Negotiations between India and France on closing the deal for 36 Rafale multi-role fighters have entered their last, hectic phase. The two nations are now seeking simultaneous inking of the Inter-Government Agreement (IGA) and Commercial Contract during President Francois Hollande’s Republic Day visit, now less than a week away.
Top sources told Hindustan Times that France has this week indicated a maximum price of around 11.6 billion Euros for 36 fighters with full armament complement. That works out to Rs 85,000 crore for three squadrons. The French offer takes into account an annual inflation rate of around 5 per cent with deliveries beginning 2019.
The ministry of defence has been instructed by defence minister Manohar Parrikar to lay out a detailed proposal to beat the price down to lower than what was on offer at the time Prime Minister Narendra Modi went to France last April. “In April 2015, it was decided that the price of each aircraft would be at least 10-20 per cent less than what was being offered by manufacturer Dassault to the UPA regime for the cancelled 126 MMRCA contract. This is a government-to-government sale, and not based on lowest bidder or tender. We have asked France to calculate inflation at 1.2 per cent annually from today’s price with deliveries in 2019. This plus other discount should bring the price to around 8 billion Euros or Rs 55,000 crore for the 36 fighters,” said a senior official.

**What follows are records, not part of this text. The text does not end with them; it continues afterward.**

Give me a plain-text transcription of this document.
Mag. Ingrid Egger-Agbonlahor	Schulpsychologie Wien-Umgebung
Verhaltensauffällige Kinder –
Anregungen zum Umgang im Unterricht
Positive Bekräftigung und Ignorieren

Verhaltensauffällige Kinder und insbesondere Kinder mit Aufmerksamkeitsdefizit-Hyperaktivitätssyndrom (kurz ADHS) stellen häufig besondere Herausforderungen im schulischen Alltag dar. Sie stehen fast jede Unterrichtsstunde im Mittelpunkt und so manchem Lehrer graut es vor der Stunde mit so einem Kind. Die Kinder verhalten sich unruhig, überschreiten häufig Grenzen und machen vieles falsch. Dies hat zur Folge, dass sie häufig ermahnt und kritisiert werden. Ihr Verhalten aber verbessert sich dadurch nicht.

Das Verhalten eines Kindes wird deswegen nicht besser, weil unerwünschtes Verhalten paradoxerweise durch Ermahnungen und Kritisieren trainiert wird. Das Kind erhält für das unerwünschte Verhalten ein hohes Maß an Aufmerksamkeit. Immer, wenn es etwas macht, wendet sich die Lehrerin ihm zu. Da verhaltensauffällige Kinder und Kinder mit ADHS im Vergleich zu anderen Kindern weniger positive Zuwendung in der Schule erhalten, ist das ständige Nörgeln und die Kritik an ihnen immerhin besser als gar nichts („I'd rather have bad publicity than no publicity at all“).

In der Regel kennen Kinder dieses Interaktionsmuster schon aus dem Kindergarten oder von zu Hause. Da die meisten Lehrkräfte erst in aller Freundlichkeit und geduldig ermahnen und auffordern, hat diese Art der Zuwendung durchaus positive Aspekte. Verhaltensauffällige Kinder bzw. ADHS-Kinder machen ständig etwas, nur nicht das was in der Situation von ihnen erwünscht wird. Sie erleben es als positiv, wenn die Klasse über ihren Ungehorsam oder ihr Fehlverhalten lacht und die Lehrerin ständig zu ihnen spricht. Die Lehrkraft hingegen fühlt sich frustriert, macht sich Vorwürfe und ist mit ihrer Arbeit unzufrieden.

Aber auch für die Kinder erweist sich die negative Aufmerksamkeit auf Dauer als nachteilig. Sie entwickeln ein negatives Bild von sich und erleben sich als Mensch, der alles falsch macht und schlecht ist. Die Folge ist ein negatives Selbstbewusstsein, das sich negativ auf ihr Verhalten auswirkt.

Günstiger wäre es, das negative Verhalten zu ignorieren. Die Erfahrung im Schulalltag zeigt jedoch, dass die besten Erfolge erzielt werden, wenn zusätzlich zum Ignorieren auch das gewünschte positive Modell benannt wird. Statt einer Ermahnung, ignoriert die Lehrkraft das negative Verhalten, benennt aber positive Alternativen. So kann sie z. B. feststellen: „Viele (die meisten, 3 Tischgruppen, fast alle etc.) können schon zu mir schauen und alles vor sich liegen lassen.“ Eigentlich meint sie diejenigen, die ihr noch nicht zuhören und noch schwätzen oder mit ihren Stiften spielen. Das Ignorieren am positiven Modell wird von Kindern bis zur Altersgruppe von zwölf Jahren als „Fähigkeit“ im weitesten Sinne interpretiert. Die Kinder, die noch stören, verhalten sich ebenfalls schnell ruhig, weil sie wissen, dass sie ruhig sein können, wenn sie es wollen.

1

While Indian, French and Dassault officials are all in the Capital to close the commercial contract before Hollande arrives, New Delhi is clear that it will sign the IGA only with the commercial contract for the fighter deal. “French and Indian defence ministry officials are meeting today to close the commercial contract. We have not decided at this moment to but additional Rafale fighters but could examine the possible if the price is good. But this has nothing to do with the current negotiations,” said the official. National Security Advisor Ajit Doval was in Paris for two days this month to discuss the Rafale deal and the modalities of the IGA.
South Block sources said the 36 Rafale fighters will be specifically designed for Indian needs with the top-of-the-line AESA radar marking a quantum jump over existing multiple targeting capabilities. The nuclear-capable French fighter will add teeth to India’s attack capability and replace the Russian Su-30 MKI as the IAF’s main frontline fighter.